Recently a friend of mine got diagnosed with breast cancer.  It was devastating, and she started to go through the usual stages that people do when dealing with tragic news.  My wife told me that when she brought her in for her first chemo treatment, that she was quite distraught when she walked through the halls and saw the other patients.  I know a bit about what she was going through because I went through it with my son, although my son does not have cancer.  He has autism and fragile-x. 

What I am speaking about is that moment when your reality comes into full contact with your brain’s coping mechanisms.  That moment when your initial reaction is to say, “I don’t belong here.”  And then it dawns on you, you are here because you do belong here.  This place exists solely for the purpose of serving you and people like you.  These places not only treat your physical ailments, but also serve as the location where we finally confront reality, where we begin to understand how much ourlives have changed. 

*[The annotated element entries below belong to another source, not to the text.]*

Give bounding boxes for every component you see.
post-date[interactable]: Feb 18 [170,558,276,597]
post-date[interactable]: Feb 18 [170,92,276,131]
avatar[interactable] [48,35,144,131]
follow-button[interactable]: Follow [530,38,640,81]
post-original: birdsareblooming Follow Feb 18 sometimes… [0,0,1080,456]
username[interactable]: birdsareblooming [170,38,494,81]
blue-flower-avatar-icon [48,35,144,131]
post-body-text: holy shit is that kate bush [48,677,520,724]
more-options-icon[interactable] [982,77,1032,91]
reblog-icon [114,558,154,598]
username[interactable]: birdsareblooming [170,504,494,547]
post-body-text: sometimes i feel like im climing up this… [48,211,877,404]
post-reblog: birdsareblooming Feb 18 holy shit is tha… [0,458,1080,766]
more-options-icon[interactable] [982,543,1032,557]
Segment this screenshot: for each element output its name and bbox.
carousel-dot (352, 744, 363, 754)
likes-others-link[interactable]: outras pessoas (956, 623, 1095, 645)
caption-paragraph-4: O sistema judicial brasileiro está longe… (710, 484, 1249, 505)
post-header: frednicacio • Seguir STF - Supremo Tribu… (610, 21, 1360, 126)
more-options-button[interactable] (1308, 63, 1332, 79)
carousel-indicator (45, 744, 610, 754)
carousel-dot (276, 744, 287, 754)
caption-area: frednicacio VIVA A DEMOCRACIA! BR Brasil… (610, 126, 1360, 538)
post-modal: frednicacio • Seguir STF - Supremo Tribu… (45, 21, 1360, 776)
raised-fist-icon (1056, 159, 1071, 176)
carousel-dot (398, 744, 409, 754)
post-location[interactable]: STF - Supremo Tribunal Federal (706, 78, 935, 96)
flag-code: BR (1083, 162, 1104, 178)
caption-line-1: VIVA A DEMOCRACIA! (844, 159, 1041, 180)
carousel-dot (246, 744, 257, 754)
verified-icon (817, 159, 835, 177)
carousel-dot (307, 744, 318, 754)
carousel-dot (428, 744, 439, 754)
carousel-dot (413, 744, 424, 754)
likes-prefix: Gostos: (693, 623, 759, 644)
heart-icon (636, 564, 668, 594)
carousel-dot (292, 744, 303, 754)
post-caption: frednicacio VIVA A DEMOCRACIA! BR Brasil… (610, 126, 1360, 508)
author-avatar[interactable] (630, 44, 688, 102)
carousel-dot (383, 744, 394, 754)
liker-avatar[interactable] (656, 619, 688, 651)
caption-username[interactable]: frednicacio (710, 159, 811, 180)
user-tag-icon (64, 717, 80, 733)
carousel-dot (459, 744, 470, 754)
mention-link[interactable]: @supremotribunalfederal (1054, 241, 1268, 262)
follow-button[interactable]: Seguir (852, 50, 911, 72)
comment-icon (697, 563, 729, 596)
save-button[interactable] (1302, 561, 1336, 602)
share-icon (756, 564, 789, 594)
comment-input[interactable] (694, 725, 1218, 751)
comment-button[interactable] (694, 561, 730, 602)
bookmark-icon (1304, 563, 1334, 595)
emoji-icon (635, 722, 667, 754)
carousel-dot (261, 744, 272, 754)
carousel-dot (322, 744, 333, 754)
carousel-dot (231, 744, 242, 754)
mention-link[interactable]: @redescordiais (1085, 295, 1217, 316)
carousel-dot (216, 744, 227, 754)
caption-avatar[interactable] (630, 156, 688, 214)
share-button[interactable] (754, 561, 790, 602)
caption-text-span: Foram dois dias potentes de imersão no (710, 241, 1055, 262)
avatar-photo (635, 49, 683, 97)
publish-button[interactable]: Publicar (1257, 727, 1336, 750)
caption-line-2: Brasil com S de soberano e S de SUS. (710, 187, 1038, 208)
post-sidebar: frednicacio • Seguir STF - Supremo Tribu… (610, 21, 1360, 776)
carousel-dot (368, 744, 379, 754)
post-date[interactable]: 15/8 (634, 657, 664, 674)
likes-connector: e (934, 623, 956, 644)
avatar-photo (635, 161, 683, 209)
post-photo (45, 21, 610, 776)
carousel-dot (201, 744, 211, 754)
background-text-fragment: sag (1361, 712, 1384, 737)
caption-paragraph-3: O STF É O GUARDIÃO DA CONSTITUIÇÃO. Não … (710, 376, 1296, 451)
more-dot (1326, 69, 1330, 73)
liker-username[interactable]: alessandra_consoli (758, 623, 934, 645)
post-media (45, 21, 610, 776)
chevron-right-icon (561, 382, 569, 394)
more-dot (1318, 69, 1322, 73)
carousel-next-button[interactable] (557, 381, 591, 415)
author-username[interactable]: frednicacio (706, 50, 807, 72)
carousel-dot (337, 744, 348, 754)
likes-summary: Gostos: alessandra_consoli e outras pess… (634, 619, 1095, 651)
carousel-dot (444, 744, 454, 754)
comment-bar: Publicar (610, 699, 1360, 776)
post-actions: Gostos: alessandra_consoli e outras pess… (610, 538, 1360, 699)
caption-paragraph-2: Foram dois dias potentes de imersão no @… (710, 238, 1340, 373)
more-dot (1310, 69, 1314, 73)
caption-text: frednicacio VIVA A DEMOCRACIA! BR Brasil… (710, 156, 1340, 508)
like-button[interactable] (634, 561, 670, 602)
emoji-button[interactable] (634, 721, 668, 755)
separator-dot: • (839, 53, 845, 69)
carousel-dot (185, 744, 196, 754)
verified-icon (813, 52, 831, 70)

My “I don’t belong here” moment occurred not in a cancer ward, or in a pediatric neurologist’s office, but in the conference room of a hotel.  I had already gotten my son’s autism diagnosis a few months prior. So I went to a conference on interventions for educators of autistic children.  I was the only father in the room, all the others were women (and a few men) who were aids or special education teachers.  I sat through many hours of useful talks and at the end I asked a question, “What does a parent do when the school’s experts are not that good, or need more training?”  The expert told me –and I am paraphrasing here, “You have to become your son’s expert. No one is going to be able to do more for him than you and the sooner you stop relying on others, the better it will be for everyone.” 

My gut reaction was that “I don’t belong here.”  I was between my first and my second post-doc's in marine biology.  I had been in training for a dozen years to understand the ocean and its animals and their interactions.  I did not study early childhood development, abnormal psychology, or education.  I mean I love my children, and I like kids in general, but I never had any interest in special education.  I wasn’t about to throw away the last 12 years of hard work to shift into another field. There must be people who have trained as hard in autism as I had in ocean sciences, and these people could serve my child better than I.

Initially that was often the case.  But as I studied more, and learned more howto interact with my son, I repeatedly found myself training some of the experts who were coming into my home to work with my son.  It has been a long and slow education process, but I finally realize that I do belong here.  I owe it to my son to become an expert in his autism and his fragile-x.  I had to learn about ABA, and Floortime, and SCERTS, and how to advocate for him legally in a hostile school district.  I owe it to himand his community to educate the other kids and parents in his mainstream class. 

Welcome to the Morgan’s Dad blog.  Here I will attempt to describe my intersection between science and parenthood.   I will use my biology skill set to read research papers and report them to parents in plain English.  I want to help those parents of other ASD or Fraxa kids make a smoother transition to “here”.